This carpet was offered as a Royal gift by the Persian court at the Royal wedding in 1939, between the sister of King Farouk I of Egypt, Princess Fawzia, to the last Shah of Persia, Muhammad Reza Pahlavi. The carpet remained one of the most treasured posessions of King Farouk and was one of the few pieces that accompanied him to Rome when he was forced into exile in 1959 where he remained until his death in 1965.
The design of this carpet encapsulates everything that the Persians aspired to in their quest to create the perfect paradise. The word 'Paradise' literally comes from the ancient Persian Pairidaeza, meaning 'enclosed garden' and one can see here a secret garden at the height of Spring with its heavily laden flowering fruit trees and abundant fish and birds. The garden is divided by narrow channels that carry the precious commodity of water that was so scarce in such an arid land. On the banks of each channel spring tulips and roses.

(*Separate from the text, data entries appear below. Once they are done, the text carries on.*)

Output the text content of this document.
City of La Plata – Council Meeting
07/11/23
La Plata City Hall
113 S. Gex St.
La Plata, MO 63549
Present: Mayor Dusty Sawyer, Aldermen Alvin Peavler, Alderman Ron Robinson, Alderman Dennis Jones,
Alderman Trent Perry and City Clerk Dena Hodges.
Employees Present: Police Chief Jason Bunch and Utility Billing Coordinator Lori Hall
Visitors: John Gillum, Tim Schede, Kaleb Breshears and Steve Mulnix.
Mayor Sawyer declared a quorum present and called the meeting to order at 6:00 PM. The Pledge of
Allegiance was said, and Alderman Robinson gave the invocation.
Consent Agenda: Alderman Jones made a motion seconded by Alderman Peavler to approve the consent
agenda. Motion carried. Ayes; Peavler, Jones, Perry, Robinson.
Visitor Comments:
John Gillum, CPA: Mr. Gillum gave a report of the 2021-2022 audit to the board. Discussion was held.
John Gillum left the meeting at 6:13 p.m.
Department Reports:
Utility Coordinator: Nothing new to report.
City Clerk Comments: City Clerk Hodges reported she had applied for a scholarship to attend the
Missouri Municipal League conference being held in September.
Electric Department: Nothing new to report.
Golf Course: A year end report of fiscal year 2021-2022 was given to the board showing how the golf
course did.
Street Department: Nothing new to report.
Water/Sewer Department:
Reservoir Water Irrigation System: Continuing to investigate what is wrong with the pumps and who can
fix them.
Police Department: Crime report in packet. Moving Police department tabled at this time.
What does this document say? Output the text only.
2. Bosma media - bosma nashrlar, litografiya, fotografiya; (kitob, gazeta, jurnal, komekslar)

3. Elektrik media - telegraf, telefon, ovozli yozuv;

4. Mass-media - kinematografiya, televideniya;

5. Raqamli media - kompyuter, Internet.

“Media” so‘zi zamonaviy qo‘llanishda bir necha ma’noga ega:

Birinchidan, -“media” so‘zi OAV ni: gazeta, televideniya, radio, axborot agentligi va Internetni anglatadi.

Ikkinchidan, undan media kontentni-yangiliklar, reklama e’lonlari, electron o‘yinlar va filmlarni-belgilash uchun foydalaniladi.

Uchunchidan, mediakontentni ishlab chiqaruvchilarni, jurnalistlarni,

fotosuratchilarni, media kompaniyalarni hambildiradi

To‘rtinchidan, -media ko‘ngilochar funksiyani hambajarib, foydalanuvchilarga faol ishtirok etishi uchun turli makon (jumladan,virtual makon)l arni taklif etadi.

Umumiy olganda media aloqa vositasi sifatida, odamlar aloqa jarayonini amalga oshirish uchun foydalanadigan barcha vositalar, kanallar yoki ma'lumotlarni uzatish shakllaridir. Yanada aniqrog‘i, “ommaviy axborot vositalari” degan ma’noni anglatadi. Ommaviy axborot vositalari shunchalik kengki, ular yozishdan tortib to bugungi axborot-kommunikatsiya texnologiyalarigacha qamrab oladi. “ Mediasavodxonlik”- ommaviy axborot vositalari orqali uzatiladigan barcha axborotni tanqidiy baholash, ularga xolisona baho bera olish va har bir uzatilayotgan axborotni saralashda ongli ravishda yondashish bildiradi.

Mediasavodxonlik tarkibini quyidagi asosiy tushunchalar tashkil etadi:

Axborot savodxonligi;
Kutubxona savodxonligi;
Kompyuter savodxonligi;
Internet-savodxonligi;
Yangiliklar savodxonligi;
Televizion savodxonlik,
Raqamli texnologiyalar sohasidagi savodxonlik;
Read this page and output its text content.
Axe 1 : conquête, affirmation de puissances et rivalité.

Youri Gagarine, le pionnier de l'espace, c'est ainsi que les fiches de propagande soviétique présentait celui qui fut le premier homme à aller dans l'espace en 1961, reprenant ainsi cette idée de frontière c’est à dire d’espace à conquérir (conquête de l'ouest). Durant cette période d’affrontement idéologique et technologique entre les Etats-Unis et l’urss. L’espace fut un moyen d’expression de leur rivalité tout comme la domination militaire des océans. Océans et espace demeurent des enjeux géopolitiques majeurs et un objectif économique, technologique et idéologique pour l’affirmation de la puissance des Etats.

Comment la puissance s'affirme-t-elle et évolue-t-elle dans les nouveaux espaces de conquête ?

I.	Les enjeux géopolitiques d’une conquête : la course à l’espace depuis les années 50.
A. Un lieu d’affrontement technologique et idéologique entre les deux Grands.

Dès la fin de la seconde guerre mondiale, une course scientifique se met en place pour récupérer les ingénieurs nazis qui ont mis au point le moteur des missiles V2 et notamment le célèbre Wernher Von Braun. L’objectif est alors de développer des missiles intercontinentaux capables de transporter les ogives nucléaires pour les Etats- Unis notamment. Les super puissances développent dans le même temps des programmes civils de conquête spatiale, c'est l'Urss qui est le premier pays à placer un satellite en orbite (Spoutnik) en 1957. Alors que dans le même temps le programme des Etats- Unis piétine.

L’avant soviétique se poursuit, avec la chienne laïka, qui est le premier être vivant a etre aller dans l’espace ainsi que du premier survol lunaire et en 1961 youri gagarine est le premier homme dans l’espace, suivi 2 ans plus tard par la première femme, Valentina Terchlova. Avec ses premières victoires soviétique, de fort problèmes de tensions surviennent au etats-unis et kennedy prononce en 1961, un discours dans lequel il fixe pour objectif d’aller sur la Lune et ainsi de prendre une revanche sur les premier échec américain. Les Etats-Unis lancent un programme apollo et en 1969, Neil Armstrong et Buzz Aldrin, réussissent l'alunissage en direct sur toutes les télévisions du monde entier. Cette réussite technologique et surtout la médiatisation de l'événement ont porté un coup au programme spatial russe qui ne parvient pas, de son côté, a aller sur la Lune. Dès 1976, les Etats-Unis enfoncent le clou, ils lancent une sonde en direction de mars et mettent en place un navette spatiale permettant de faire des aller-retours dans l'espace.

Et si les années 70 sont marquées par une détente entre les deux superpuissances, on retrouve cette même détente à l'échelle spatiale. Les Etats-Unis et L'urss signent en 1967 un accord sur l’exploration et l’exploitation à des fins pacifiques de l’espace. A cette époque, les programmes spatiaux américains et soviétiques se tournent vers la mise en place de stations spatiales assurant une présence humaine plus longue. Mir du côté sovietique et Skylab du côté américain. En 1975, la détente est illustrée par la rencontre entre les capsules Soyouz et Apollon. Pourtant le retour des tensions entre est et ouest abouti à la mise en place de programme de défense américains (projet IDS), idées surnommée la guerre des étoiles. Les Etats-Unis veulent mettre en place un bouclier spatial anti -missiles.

Music, culture and the arts became an intrinsic way of life within Safavid culture under the reign of Shah Abbas (1587-1629). At the Ali Qapu Palace in Isfahan the grounds were designed as four gardens in one, known as the Chahar Bagh. This was where a walled garden was divided into four quarters by the intersection of a longitudinal and latitudinal watercourse. The present lot does not have a longitudinal watercourse but has a hidden waterway that weaves beneath the foliate spandrels and feeds its way back to the central pool of water by means of latitudinal riverlets.
The earliest surviving examples of 'Garden' carpets are few in number and were noted as being of Kirman weaving dating from the 17th century. The Jaipur Chahar Bagh Carpet from the early 17th century was discovered in 1937 at Amber, the old palace of the maharajas of Jaipur, (now in the Central Museum, Jaipur and illustrated in Hali, Vol.5, No.1, p.14, pl.5). That carpet displays a central ornamental lake enclosing a pleasure pavilion with two supporting aquatic reserves. A further example still exhibited in Vienna at the MAK Museum contains the same wonderful naturalistic display of fish and birds from which the present carpet draws heavily. Whereas some of the gardens within these early carpets became increasingly formal, the present lot encourages you to step between the low hung branches of the trees as you make your way to the enchantingly cool pool of water that will encourage you to rest longer as you contemplate your path to paradise.